With regards to income, there was no noticeable difference in maximum income earned by men with IQs in the 110-115 range vs. men with IQs above 150.  With regards to sex lives, one of the most fascinating discoveries is that aging liberals have way more sex.  Political ideology had no bearing on overall life satisfaction, but the most conservative men on average shut down their sex lives around age 68, while the most liberal men had healthy sex lives well into their 80s.  Vaillant writes, “I have consulted urologists about this, they have no idea why it might be so.”

In Triumphs of Experience, Vaillant raises a number of factors more often than others, but the one he refers to most often is the powerful correlation between the warmth of your relationships and your health and happiness in your later years.  In 2009, Vaillant’s insistance on the importance of this part of the data was challenged, so Vaillant returned to the data to be sure the finding merited such important focus.  Not only did Vaillant discover that his focus on warm relationships was warranted, he placed even more importance on this factor than he had previously.  Vallant notes that the 58 men who scored highest on the measurements of “warm relationships” (WR) earned an average of $141,000 a year more during their peak salaries (between ages 55-60) than the 31 men who scored the lowest in WR.  The high WR scorers were also 3-times more likely to have professional success worthy of inclusion in Who’s Who.

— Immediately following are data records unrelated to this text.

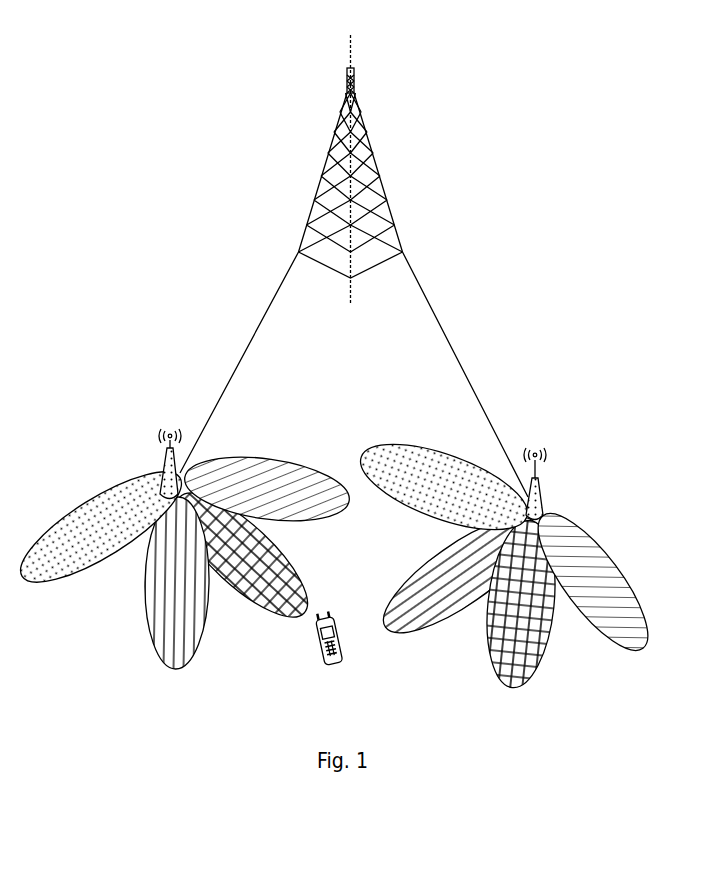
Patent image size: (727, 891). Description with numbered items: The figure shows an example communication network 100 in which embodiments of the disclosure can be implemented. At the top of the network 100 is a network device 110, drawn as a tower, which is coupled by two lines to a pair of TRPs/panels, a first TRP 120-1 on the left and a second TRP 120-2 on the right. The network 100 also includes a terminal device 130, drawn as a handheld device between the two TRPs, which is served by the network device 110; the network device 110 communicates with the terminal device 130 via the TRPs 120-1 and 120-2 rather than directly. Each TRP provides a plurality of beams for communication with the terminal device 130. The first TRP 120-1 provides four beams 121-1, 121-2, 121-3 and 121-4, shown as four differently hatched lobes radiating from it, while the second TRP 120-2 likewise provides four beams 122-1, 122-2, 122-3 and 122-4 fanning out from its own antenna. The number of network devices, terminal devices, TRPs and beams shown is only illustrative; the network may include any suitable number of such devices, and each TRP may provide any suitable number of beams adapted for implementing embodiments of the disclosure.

The communication network 100 is at (213, 122).
The network device 110 is at (375, 172).
The TRP/panel 120-1 is at (167, 470).
The TRP/panel 120-2 is at (533, 500).
The beam 121-1 is at (267, 489).
The beam 121-2 is at (241, 555).
The beam 121-3 is at (177, 582).
The beam 121-4 is at (101, 527).
The beam 122-1 is at (593, 582).
The beam 122-2 is at (520, 604).
The beam 122-3 is at (460, 575).
The beam 122-4 is at (443, 487).
The terminal device 130 is at (338, 657).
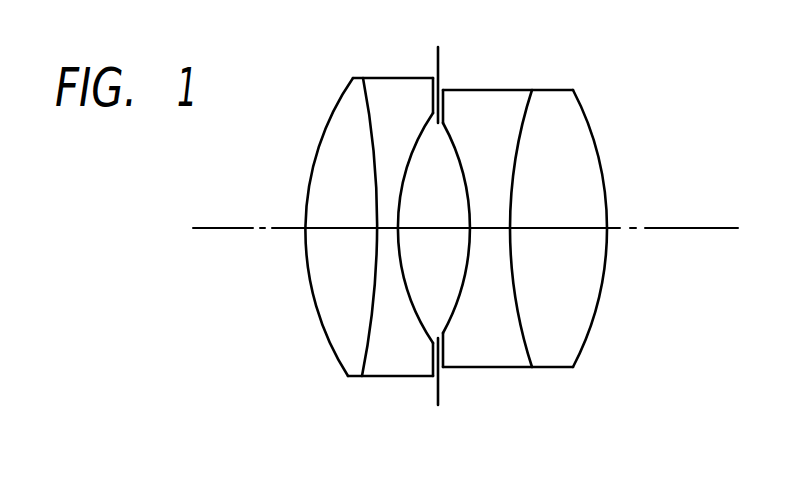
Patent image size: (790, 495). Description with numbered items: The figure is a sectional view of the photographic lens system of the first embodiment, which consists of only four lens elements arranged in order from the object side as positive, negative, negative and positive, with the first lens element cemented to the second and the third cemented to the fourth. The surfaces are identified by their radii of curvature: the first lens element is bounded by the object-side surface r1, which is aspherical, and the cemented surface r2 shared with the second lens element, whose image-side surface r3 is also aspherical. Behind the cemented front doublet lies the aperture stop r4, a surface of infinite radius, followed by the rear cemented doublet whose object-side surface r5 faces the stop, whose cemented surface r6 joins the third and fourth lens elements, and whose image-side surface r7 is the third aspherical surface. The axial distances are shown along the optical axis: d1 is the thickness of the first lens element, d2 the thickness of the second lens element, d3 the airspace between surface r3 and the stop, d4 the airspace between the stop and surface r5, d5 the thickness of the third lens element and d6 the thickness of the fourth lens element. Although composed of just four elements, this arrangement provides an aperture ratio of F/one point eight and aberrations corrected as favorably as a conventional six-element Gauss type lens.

One of the most intriguing discoveries of the Grant Study was how significant men’s relationships with their mothers are in determining their well-being in life.  For instance, Business Insider writes: “Men who had ‘warm’ childhood relationships with their mothers took home $87,000 more per year than men whose mothers were uncaring.  Men who had poor childhood relationships with their mothers were much more likely to develop dementia when old.  Late in their professional lives, the men’s boyhood relationships with their mothers — but not their fathers — were associated with effectiveness at work.  On the other hand, warm childhood relations with fathers correlated with lower rates of adult anxiety, greater enjoyment on vacations, and increased ‘life satisfaction’ at age 75 — whereas the warmth of childhood relationships with mothers had no significant bearing on life satisfaction at 75.”

In Vallant’s own words, the #1 most important finding from the Grant Study is this: “The seventy-five years and twenty million dollars expended on the Grant Study points to a straightforward five-word conclusion: Happiness is love.  Full stop.